For a lot of parents, the hardest church conversation now goes something like this: “I don’t think I believe this anymore.”
No one is ready for that sentence, even when they have been half-expecting it for years. It lands like grief because it is grief. Not the grief of a funeral, but the grief of a future you thought you understood suddenly going off-script.
The decline in religious participation among young adults is not imaginary, and it is not just happening in somebody else’s denomination. Latter-day Saint families are feeling it too. Some young adults are drifting quietly. Some are leaving with a list of reasons. Some still believe in God but no longer trust organized religion. Some are not angry at all. They are just done.
If families want to respond wisely, they need to stop reaching for cheap explanations. This is bigger than laziness, bad friends, weak testimony, or one rough Sunday School lesson. Something deeper is going on.
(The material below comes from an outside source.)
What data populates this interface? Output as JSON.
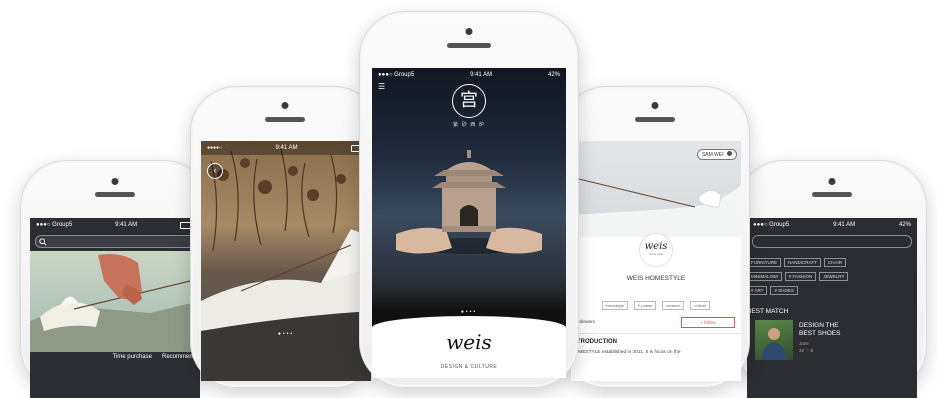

Why are young people leaving the LDS Church?
Usually for more than one reason.
That is one of the first facts parents need to accept. Young adults rarely leave because of a single podcast episode or one awkward bishop interview. More often, several things pile up at once: hard church history, social issues, spiritual disappointment, political alienation, burnout, loneliness, or the feeling that nobody had room for an honest question.
For some, the breaking point is intellectual. They learn about polygamy, race, translation questions, or old institutional failures and feel blindsided. The deeper wound is not always the history itself. It is the sense that they were handed a cleaner version and then told the fuller version was somehow their fault for noticing.
For others, the breaking point is relational. LGBTQ+ questions hit home. Church culture feels narrow. A ward feels socially cold. They do not fit the mold, and after a while they get tired of pretending they do.
For others, the problem is spiritual exhaustion. The checklist version of religion stopped feeling alive, and nobody around them seemed able to say that out loud.
We have written before about performative Christianity and what it does to people. Young adults can smell performance faster than older generations often realize. If faith looks like image management instead of conversion, many of them will walk.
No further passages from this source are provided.